I plonked the slides down on the desk and picked up the instructions. When I unfolded the yellowed thing, it sort of disintegrated in my hands and a section dropped off onto the floor.
I looked around at all the black and beige bits and pieces, trying to figure out what was what. I found a VCR, an old DVD player and the battered ghetto-blaster that was last seen playing at a breakdancing contest. So this was where Michael had borrowed it from.
“Drats.
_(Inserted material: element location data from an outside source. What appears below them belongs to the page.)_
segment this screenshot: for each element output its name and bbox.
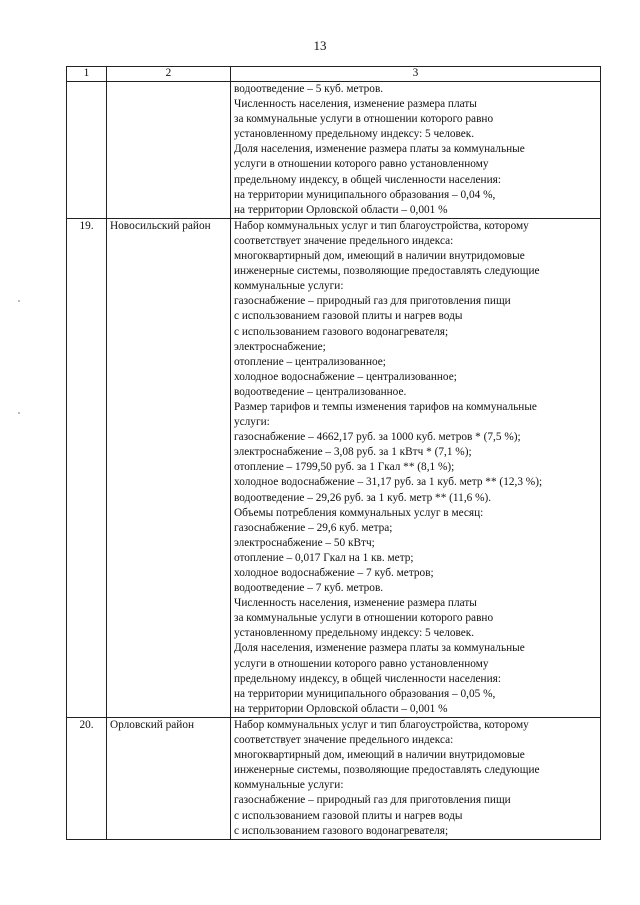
- text-line: соответствует значение предельного индекса:: [234, 234, 454, 247]
- text-line: услуги:: [234, 416, 270, 429]
- text-line: электроснабжение – 3,08 руб. за 1 кВтч * (7,1 %);: [234, 446, 472, 459]
- text-line: отопление – 1799,50 руб. за 1 Гкал ** (8,1 %);: [234, 461, 455, 474]
- text-line: на территории муниципального образования – 0,04 %,: [234, 188, 496, 201]
- text-line: предельному индексу, в общей численности населения:: [234, 672, 501, 685]
- text-line: Набор коммунальных услуг и тип благоустройства, которому: [234, 718, 529, 731]
- text-line: водоотведение – 5 куб. метров.: [234, 83, 384, 95]
- text-line: услуги в отношении которого равно установленному: [234, 657, 489, 670]
- row-number: 20.: [67, 717, 107, 839]
- text-line: водоотведение – 7 куб. метров.: [234, 582, 384, 595]
- text-line: холодное водоснабжение – централизованное;: [234, 370, 457, 383]
- district-name: [107, 82, 231, 219]
- text-line: электроснабжение;: [234, 340, 326, 353]
- text-line: с использованием газовой плиты и нагрев воды: [234, 310, 463, 323]
- text-line: на территории муниципального образования – 0,05 %,: [234, 687, 496, 700]
- tariff-table: [66, 66, 601, 840]
- text-line: инженерные системы, позволяющие предоставлять следующие: [234, 764, 540, 777]
- text-line: газоснабжение – 29,6 куб. метра;: [234, 521, 393, 534]
- text-line: газоснабжение – природный газ для приготовления пищи: [234, 794, 511, 807]
- text-line: Численность населения, изменение размера платы: [234, 597, 477, 610]
- text-line: Доля населения, изменение размера платы за коммунальные: [234, 642, 525, 655]
- text-line: отопление – централизованное;: [234, 355, 386, 368]
- row-number: 19.: [67, 218, 107, 717]
- table-row: [67, 82, 601, 219]
- text-line: соответствует значение предельного индекса:: [234, 734, 454, 747]
- text-line: с использованием газового водонагревателя;: [234, 325, 449, 338]
- text-line: на территории Орловской области – 0,001 %: [234, 702, 448, 715]
- page-number: 13: [313, 38, 327, 53]
- district-name: Новосильский район: [107, 218, 231, 717]
- text-line: отопление – 0,017 Гкал на 1 кв. метр;: [234, 551, 414, 564]
- text-line: установленному предельному индексу: 5 человек.: [234, 627, 475, 640]
- scan-speck: [18, 300, 20, 302]
- text-line: газоснабжение – 4662,17 руб. за 1000 куб. метров * (7,5 %);: [234, 431, 521, 444]
- column-header: 1: [67, 67, 107, 82]
- scan-speck: [18, 412, 20, 414]
- text-line: Набор коммунальных услуг и тип благоустройства, которому: [234, 219, 529, 232]
- row-content: [231, 717, 601, 839]
- text-line: многоквартирный дом, имеющий в наличии внутридомовые: [234, 749, 525, 762]
- text-line: коммунальные услуги:: [234, 779, 344, 792]
- text-line: Объемы потребления коммунальных услуг в месяц:: [234, 506, 484, 519]
- text-line: водоотведение – 29,26 руб. за 1 куб. метр ** (11,6 %).: [234, 491, 492, 504]
- text-line: холодное водоснабжение – 7 куб. метров;: [234, 567, 434, 579]
- text-line: за коммунальные услуги в отношении которого равно: [234, 113, 494, 126]
- text-line: с использованием газового водонагревателя;: [234, 824, 449, 837]
- text-line: многоквартирный дом, имеющий в наличии внутридомовые: [234, 250, 525, 263]
- text-line: с использованием газовой плиты и нагрев воды: [234, 809, 463, 822]
- text-line: водоотведение – централизованное.: [234, 385, 407, 398]
- text-line: услуги в отношении которого равно установленному: [234, 158, 489, 171]
- text-line: на территории Орловской области – 0,001 %: [234, 203, 448, 216]
- text-line: Размер тарифов и темпы изменения тарифов на коммунальные: [234, 400, 537, 413]
- table-row: [67, 717, 601, 839]
- district-name: Орловский район: [107, 717, 231, 839]
- text-line: предельному индексу, в общей численности населения:: [234, 173, 501, 186]
- text-line: установленному предельному индексу: 5 человек.: [234, 128, 475, 141]
- text-line: коммунальные услуги:: [234, 280, 344, 293]
- text-line: инженерные системы, позволяющие предоставлять следующие: [234, 265, 540, 278]
- text-line: Численность населения, изменение размера платы: [234, 98, 477, 111]
- table-header-row: [67, 67, 601, 82]
- text-line: электроснабжение – 50 кВтч;: [234, 536, 375, 549]
- row-number: [67, 82, 107, 219]
- text-line: Доля населения, изменение размера платы за коммунальные: [234, 143, 525, 156]
- row-content: [231, 82, 601, 219]
- table-row: [67, 218, 601, 717]
- text-line: холодное водоснабжение – 31,17 руб. за 1 куб. метр ** (12,3 %);: [234, 476, 543, 489]
- column-header: 2: [107, 67, 231, 82]
- column-header: 3: [231, 67, 601, 82]
- row-content: [231, 218, 601, 717]
- text-line: за коммунальные услуги в отношении которого равно: [234, 612, 494, 625]
- text-line: газоснабжение – природный газ для приготовления пищи: [234, 295, 511, 308]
How am I supposed to set up the slide show when I don’t even know what a slide projector looks like?”
“I’m so stoked,” said Logan. “I can’t believe I’m going to show you something you don’t know.”
There was a rustle to my right and I turned in time to see the projection screen whizzing down the wall by itself. Then something that looked like a grey
spaceship
banged down on the table. The lid of the box flew off by itself. Logan sauntered over to the desk and started inserting the slides one by one.
“This is the carousel that rotates all the slides to the projector lens here; these buttons are how you go back and forth – and this is the ‘On’ switch.”